Das Problem der Miniaturverpackung
Im Gegensatz zu größeren Flaschen sind Mini-Formate oft schwer zu recyceln. Ihre geringe Größe erschwert die Arbeit der Sortieranlagen, die manchmal Schwierigkeiten haben, sie korrekt zu identifizieren. „Grundsätzlich sind alle kleinen Behälter wie Proben und Reisegrößen überhaupt nicht recycelbar. Selbst wenn sie aus den am besten recycelbaren Kunststoffen hergestellt sind, werden sie fast nie recycelt“, ergänzt Mark Falinski, Wissenschaftler für nachhaltige Entwicklung, gegenüber dem Magazin POPSUGAR .
Das Ergebnis: Selbst wenn sie aus theoretisch recycelbaren Materialien hergestellt sind, gelangen viele Produkte nicht in den Recyclingkreislauf und landen im Restmüll. Dies gilt für kleine Tuben, Mini-Parfümfläschchen, Cremetiegel und Einweg-Sachets gleichermaßen.
Die richtigen Reflexe annehmen
Man muss Kosmetikproben nicht komplett verbannen. Sie sind weiterhin nützlich, um eine Formel vor dem Kauf auszuprobieren oder um mit leichtem Gepäck zu reisen.
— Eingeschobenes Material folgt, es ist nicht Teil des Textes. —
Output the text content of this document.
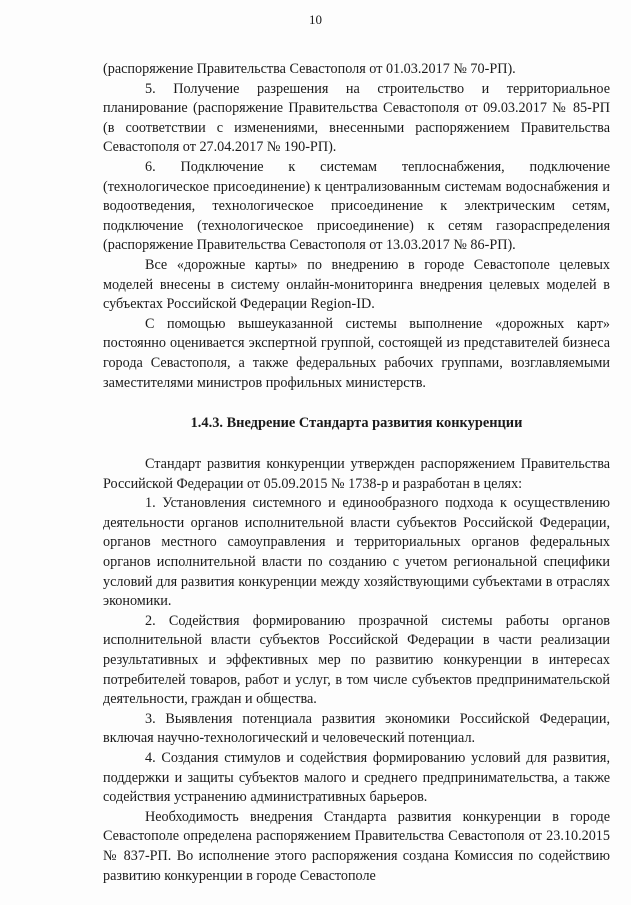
10

(распоряжение Правительства Севастополя от 01.03.2017 № 70-РП).

5. Получение разрешения на строительство и территориальное планирование (распоряжение Правительства Севастополя от 09.03.2017 № 85-РП (в соответствии с изменениями, внесенными распоряжением Правительства Севастополя от 27.04.2017 № 190-РП).

6. Подключение к системам теплоснабжения, подключение (технологическое присоединение) к централизованным системам водоснабжения и водоотведения, технологическое присоединение к электрическим сетям, подключение (технологическое присоединение) к сетям газораспределения (распоряжение Правительства Севастополя от 13.03.2017 № 86-РП).

Все «дорожные карты» по внедрению в городе Севастополе целевых моделей внесены в систему онлайн-мониторинга внедрения целевых моделей в субъектах Российской Федерации Region-ID.

С помощью вышеуказанной системы выполнение «дорожных карт» постоянно оценивается экспертной группой, состоящей из представителей бизнеса города Севастополя, а также федеральных рабочих группами, возглавляемыми заместителями министров профильных министерств.

1.4.3. Внедрение Стандарта развития конкуренции

Стандарт развития конкуренции утвержден распоряжением Правительства Российской Федерации от 05.09.2015 № 1738-р и разработан в целях:

1. Установления системного и единообразного подхода к осуществлению деятельности органов исполнительной власти субъектов Российской Федерации, органов местного самоуправления и территориальных органов федеральных органов исполнительной власти по созданию с учетом региональной специфики условий для развития конкуренции между хозяйствующими субъектами в отраслях экономики.

2. Содействия формированию прозрачной системы работы органов исполнительной власти субъектов Российской Федерации в части реализации результативных и эффективных мер по развитию конкуренции в интересах потребителей товаров, работ и услуг, в том числе субъектов предпринимательской деятельности, граждан и общества.

3. Выявления потенциала развития экономики Российской Федерации, включая научно-технологический и человеческий потенциал.

4. Создания стимулов и содействия формированию условий для развития, поддержки и защиты субъектов малого и среднего предпринимательства, а также содействия устранению административных барьеров.

Необходимость внедрения Стандарта развития конкуренции в городе Севастополе определена распоряжением Правительства Севастополя от 23.10.2015 № 837-РП. Во исполнение этого распоряжения создана Комиссия по содействию развитию конкуренции в городе Севастополе
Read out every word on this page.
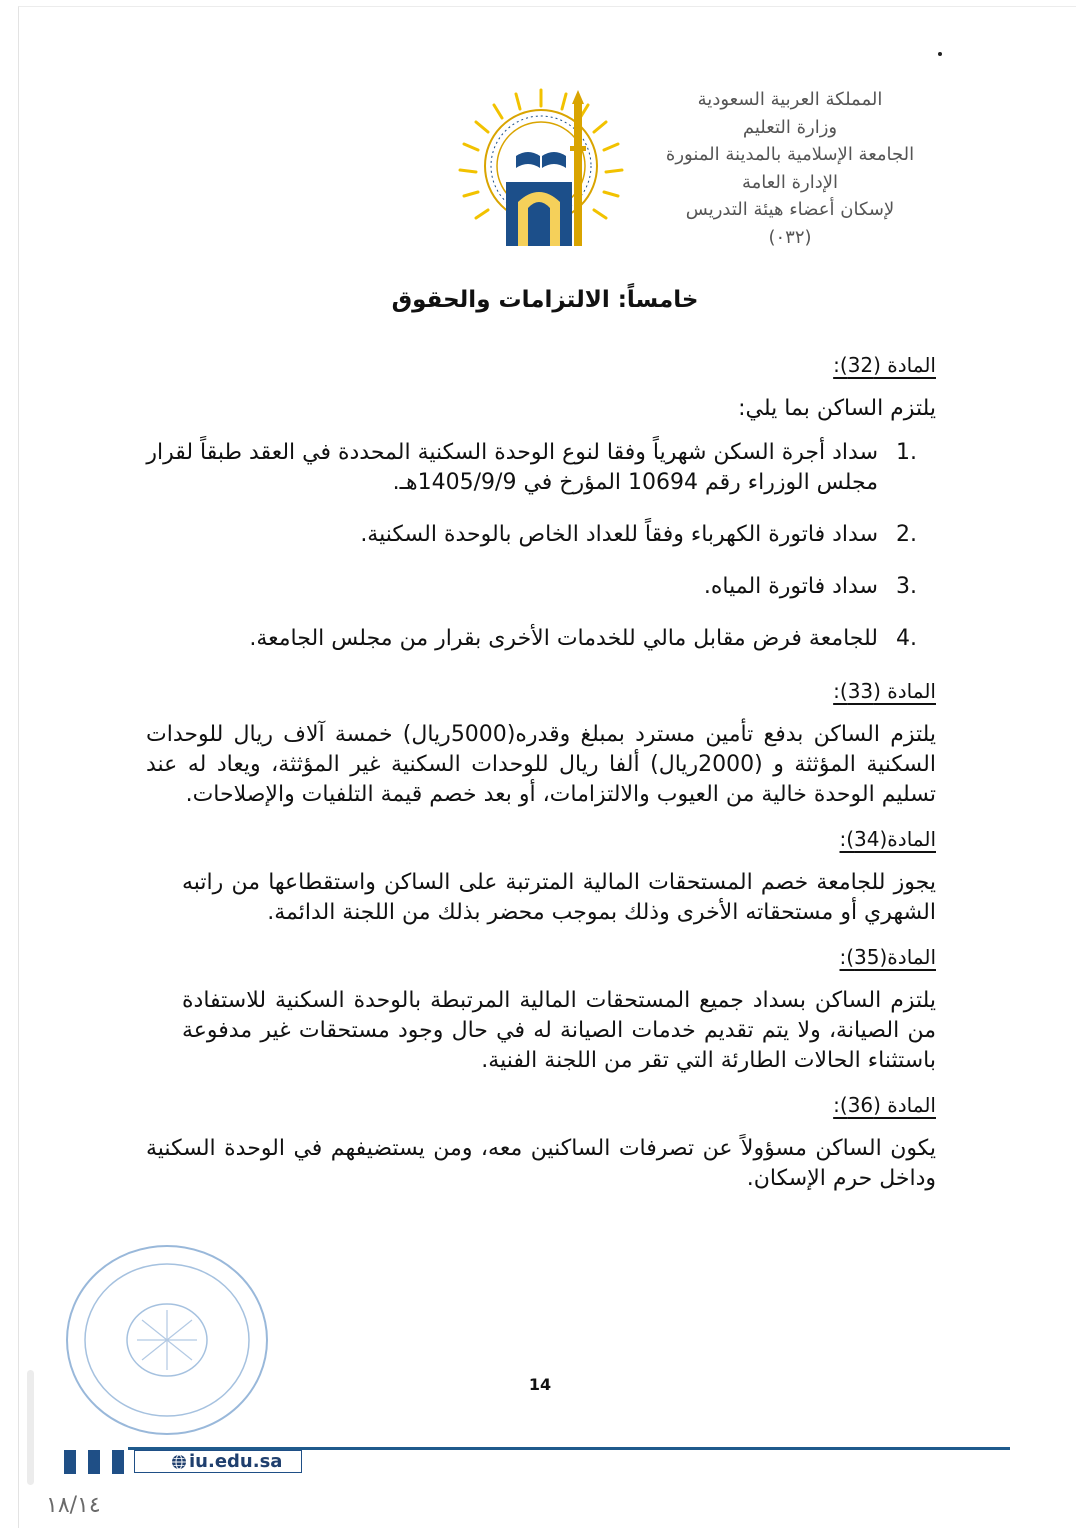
المملكة العربية السعودية
وزارة التعليم
الجامعة الإسلامية بالمدينة المنورة
الإدارة العامة
لإسكان أعضاء هيئة التدريس
(٠٣٢)
خامساً: الالتزامات والحقوق
المادة (32):
يلتزم الساكن بما يلي:
1.
سداد أجرة السكن شهرياً وفقا لنوع الوحدة السكنية المحددة في العقد طبقاً لقرار مجلس الوزراء رقم 10694 المؤرخ في 1405/9/9هـ.
2.
سداد فاتورة الكهرباء وفقاً للعداد الخاص بالوحدة السكنية.
3.
سداد فاتورة المياه.
4.
للجامعة فرض مقابل مالي للخدمات الأخرى بقرار من مجلس الجامعة.
المادة (33):
يلتزم الساكن بدفع تأمين مسترد بمبلغ وقدره(5000ريال) خمسة آلاف ريال للوحدات السكنية المؤثثة و (2000ريال) ألفا ريال للوحدات السكنية غير المؤثثة، ويعاد له عند تسليم الوحدة خالية من العيوب والالتزامات، أو بعد خصم قيمة التلفيات والإصلاحات.
المادة(34):
يجوز للجامعة خصم المستحقات المالية المترتبة على الساكن واستقطاعها من راتبه الشهري أو مستحقاته الأخرى وذلك بموجب محضر بذلك من اللجنة الدائمة.
المادة(35):
يلتزم الساكن بسداد جميع المستحقات المالية المرتبطة بالوحدة السكنية للاستفادة من الصيانة، ولا يتم تقديم خدمات الصيانة له في حال وجود مستحقات غير مدفوعة باستثناء الحالات الطارئة التي تقر من اللجنة الفنية.
المادة (36):
يكون الساكن مسؤولاً عن تصرفات الساكنين معه، ومن يستضيفهم في الوحدة السكنية وداخل حرم الإسكان.
14
iu.edu.sa
١٨/١٤
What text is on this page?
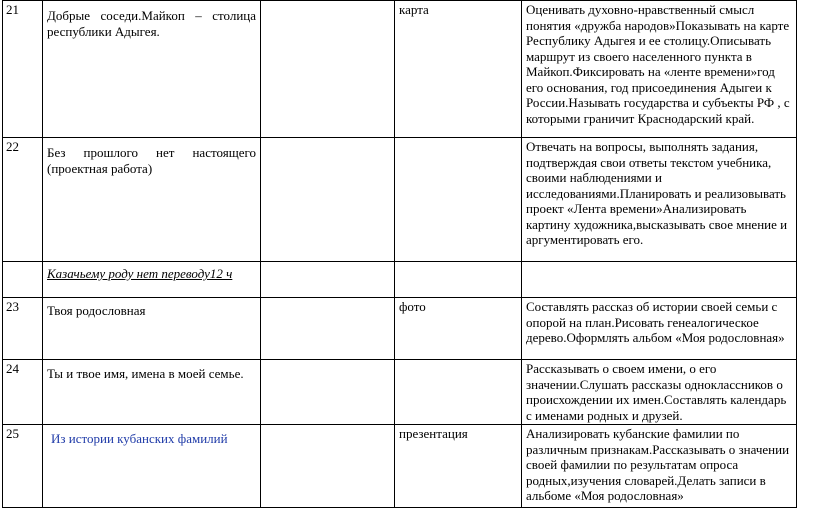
21	Добрые соседи.Майкоп – столица республики Адыгея.		карта	Оценивать духовно-нравственный смысл понятия «дружба народов»Показывать на карте Республику Адыгея и ее столицу.Описывать маршрут из своего населенного пункта в Майкоп.Фиксировать на «ленте времени»год его основания, год присоединения Адыгеи к России.Называть государства и субъекты РФ , с которыми граничит Краснодарский край.
22	Без прошлого нет настоящего (проектная работа)			Отвечать на вопросы, выполнять задания, подтверждая свои ответы текстом учебника, своими наблюдениями и исследованиями.Планировать и реализовывать проект «Лента времени»Анализировать картину художника,высказывать свое мнение и аргументировать его.
	Казачьему роду нет переводу12 ч			
23	Твоя родословная		фото	Составлять рассказ об истории своей семьи с опорой на план.Рисовать генеалогическое дерево.Оформлять альбом «Моя родословная»
24	Ты и твое имя, имена в моей семье.			Рассказывать о своем имени, о его значении.Слушать рассказы одноклассников о происхождении их имен.Составлять календарь с именами родных и друзей.
25	Из истории кубанских фамилий		презентация	Анализировать кубанские фамилии по различным признакам.Рассказывать о значении своей фамилии по результатам опроса родных,изучения словарей.Делать записи в альбоме «Моя родословная»
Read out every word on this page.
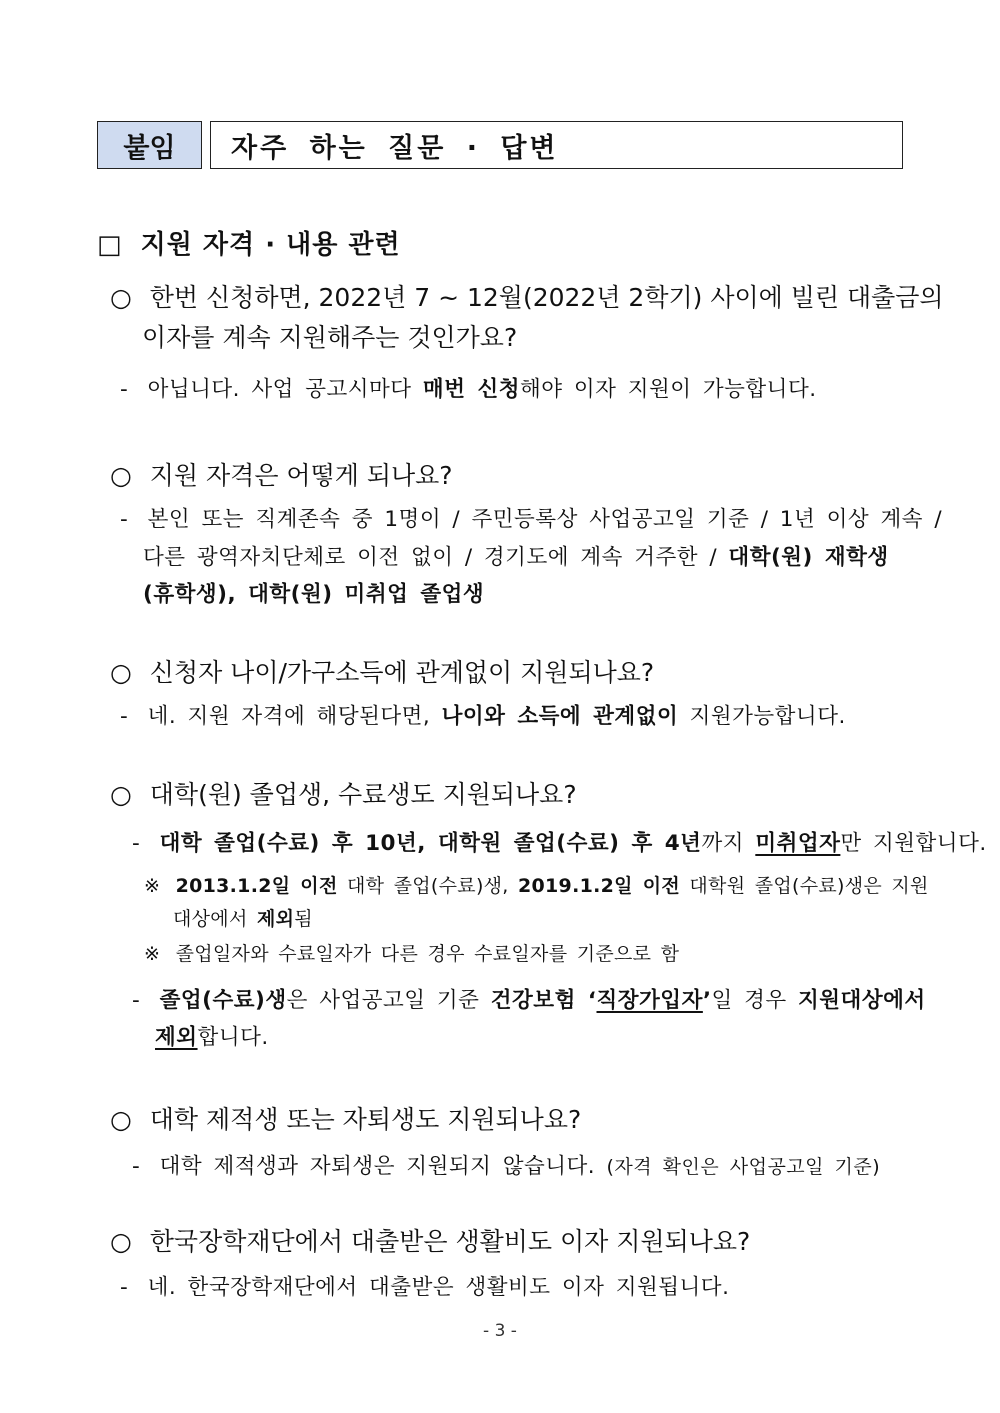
붙임 자주 하는 질문 · 답변
□ 지원 자격 · 내용 관련
○ 한번 신청하면, 2022년 7 ~ 12월(2022년 2학기) 사이에 빌린 대출금의
이자를 계속 지원해주는 것인가요?
- 아닙니다. 사업 공고시마다 매번 신청해야 이자 지원이 가능합니다.
○ 지원 자격은 어떻게 되나요?
- 본인 또는 직계존속 중 1명이 / 주민등록상 사업공고일 기준 / 1년 이상 계속 /
다른 광역자치단체로 이전 없이 / 경기도에 계속 거주한 / 대학(원) 재학생
(휴학생), 대학(원) 미취업 졸업생
○ 신청자 나이/가구소득에 관계없이 지원되나요?
- 네. 지원 자격에 해당된다면, 나이와 소득에 관계없이 지원가능합니다.
○ 대학(원) 졸업생, 수료생도 지원되나요?
- 대학 졸업(수료) 후 10년, 대학원 졸업(수료) 후 4년까지 미취업자만 지원합니다.
※ 2013.1.2일 이전 대학 졸업(수료)생, 2019.1.2일 이전 대학원 졸업(수료)생은 지원
대상에서 제외됨
※ 졸업일자와 수료일자가 다른 경우 수료일자를 기준으로 함
- 졸업(수료)생은 사업공고일 기준 건강보험 ‘직장가입자’일 경우 지원대상에서
제외합니다.
○ 대학 제적생 또는 자퇴생도 지원되나요?
- 대학 제적생과 자퇴생은 지원되지 않습니다. (자격 확인은 사업공고일 기준)
○ 한국장학재단에서 대출받은 생활비도 이자 지원되나요?
- 네. 한국장학재단에서 대출받은 생활비도 이자 지원됩니다.
- 3 -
Damit sie sich nicht unnötig ansammeln:
- Bitte verwenden Sie sie umgehend nach Erhalt;
- Lagern Sie sie fern von Hitze und Feuchtigkeit;
- Überprüfen Sie nach dem Öffnen das Verfallsdatum oder die verbleibende Nutzungsdauer;
- Nehmen Sie sie mit an Ihre Wochenenden oder auf Reisen;
- Verschenken Sie Dinge, die Ihnen nicht mehr gefallen, an Verwandte, bevor sie ablaufen;
- Verwenden Sie für den Transport Ihrer üblichen Produkte wiederverwendbare Reisebehälter.
In einem Artikel auf POPSUGAR nennt die Expertin eine logische Alternative für leichtes Reisen: wiederverwendbare Behälter. Denn mit einer winzigen Probe Feuchtigkeitscreme kann man seine Haut unmöglich eine Woche lang pflegen. Das ist praktisch nur eine Einzeldosis.
Es ist besser, sie zu benutzen, als sie zu sammeln.
Proben sind zum Testen da, nicht zum Verstauben in der Schublade. So praktisch sie auch sein mögen, ihre Qualität und ihr Wert verbessern sich mit der Zeit nicht. Im Gegenteil: Je länger man wartet, desto wahrscheinlicher verliert man ihre Wirksamkeit und trägt ungewollt zur Verschwendung bei. Wenn also das nächste Mal eine Miniaturcreme oder ein Parfum in Ihre Tasche gerät, betrachten Sie es als Produkt, das Sie sofort verwenden sollten, und nicht als Schatz zum Horten.
Darüber hinaus dürfen Kosmetikgeschäfte seit einem Erlass aus dem Jahr 2024 nicht mehr an jeder Kasse Proben ausgeben. Wer welche möchte, muss danach fragen. Eine symbolische Maßnahme zur Abfallvermeidung.